Just as the body can take time to adapt to changes, so the mind also needs time to incorporate changes into your lifestyle. If you attempt to include 20 new changes into your life you will most likely fail to get them all done.  Each one will add to the stress of the day and you will finally get overwhelmed by the mass of changes and crumble. A better plan is to slowly bring in changes.
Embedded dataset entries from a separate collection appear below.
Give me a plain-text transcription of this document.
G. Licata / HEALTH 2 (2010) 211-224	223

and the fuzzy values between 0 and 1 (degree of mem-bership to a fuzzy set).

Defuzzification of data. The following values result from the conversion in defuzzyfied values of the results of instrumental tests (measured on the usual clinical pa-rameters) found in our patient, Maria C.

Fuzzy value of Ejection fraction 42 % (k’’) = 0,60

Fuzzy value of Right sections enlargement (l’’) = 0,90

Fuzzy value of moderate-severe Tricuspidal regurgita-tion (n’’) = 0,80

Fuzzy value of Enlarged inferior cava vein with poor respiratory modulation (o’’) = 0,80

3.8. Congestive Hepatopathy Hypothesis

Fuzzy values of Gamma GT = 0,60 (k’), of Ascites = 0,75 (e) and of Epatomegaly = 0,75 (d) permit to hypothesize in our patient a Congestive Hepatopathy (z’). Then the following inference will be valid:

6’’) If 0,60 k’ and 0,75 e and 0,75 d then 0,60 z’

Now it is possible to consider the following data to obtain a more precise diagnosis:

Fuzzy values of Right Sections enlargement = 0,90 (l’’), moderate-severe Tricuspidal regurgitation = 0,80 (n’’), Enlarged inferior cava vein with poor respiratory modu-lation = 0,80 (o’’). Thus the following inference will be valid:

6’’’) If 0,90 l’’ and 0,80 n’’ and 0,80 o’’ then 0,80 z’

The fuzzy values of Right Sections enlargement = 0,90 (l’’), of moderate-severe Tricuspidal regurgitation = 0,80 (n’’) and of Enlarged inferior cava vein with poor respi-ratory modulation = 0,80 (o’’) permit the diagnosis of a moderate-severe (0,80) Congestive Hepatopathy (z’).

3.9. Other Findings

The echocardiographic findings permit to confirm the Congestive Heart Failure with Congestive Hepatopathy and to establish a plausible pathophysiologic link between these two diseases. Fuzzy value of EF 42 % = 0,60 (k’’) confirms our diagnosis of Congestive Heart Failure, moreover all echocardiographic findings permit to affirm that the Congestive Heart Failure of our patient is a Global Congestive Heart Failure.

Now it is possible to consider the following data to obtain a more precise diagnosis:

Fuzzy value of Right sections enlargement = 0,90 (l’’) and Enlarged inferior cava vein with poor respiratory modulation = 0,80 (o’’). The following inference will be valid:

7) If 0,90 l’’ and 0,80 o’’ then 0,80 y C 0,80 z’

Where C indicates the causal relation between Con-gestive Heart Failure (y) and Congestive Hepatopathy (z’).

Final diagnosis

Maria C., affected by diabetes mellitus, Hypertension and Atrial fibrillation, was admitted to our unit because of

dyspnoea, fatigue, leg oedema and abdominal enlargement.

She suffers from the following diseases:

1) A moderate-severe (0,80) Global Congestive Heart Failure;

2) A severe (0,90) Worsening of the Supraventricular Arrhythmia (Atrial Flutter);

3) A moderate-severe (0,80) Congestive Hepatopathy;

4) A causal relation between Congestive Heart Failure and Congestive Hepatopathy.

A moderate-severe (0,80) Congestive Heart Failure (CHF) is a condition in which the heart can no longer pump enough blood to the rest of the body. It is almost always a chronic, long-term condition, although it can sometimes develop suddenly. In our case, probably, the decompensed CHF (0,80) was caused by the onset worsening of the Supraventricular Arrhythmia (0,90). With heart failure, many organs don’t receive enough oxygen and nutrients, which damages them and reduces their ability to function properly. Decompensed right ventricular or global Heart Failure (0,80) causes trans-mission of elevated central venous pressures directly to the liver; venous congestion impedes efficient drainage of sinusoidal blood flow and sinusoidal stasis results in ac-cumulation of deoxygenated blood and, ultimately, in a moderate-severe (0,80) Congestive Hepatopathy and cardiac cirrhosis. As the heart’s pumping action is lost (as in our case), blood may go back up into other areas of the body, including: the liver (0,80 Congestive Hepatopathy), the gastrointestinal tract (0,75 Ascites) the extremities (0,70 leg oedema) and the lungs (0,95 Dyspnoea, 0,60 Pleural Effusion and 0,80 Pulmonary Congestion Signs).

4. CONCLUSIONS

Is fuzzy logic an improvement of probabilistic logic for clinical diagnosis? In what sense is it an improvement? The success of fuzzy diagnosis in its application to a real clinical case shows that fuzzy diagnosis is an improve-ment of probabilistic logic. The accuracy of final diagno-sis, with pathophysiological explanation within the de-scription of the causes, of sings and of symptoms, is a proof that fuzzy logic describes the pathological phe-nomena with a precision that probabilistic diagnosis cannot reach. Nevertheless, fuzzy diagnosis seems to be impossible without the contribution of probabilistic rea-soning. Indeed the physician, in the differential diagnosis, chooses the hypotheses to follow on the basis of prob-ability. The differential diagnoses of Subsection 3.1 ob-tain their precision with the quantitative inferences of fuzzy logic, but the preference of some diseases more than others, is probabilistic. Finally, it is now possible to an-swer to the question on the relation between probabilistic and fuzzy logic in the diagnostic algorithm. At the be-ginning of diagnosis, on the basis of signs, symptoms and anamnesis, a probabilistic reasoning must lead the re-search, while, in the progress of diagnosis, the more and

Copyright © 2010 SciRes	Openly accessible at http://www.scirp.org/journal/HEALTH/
Over new year just think if you said I am going to go to the gym twice a week (or if you prefer, exercise at home).  Just that, nothing more!  Focus on that for a full month just make sure that every Tuesday and Friday you hit the gym with a full body programme.  After a month that training has started to become a habit, next add in the idea of a healthy breakfast, stick at that for a full month, while the training still continues, the month after that add in the idea of a healthier lunch...and so on.  Add one small change and things will improve, you will not be overwhelmed and by the end of a year you will begin to reap real changes. 

 
One point I would like to make...THIS IS IMPORTANT... if you are aiming at losing significant fat, start weight training, start body brushing and apply coconut oil.  These things will help the skin adjust to the new shape.  You may not be able to eliminate lose skin, but you could possibly lessen the effects. Those are a few changes at once, but you could start with a month of weights & bodybrushing, then the next month begin the fat loss and coconut oil.  If you aim to add mass I would start with resistance training (lifting weights) and pick one meal to increase the calories per day (breakfast is the easiest if you can eat in the mornings), go from there.
Simply increase by one or 2 things every month as you adapt and things will go better.  If you try to add too many things you will be flooded by changes and soon revert to your old ways.  Make 2016 the year you succeeded with your body goals!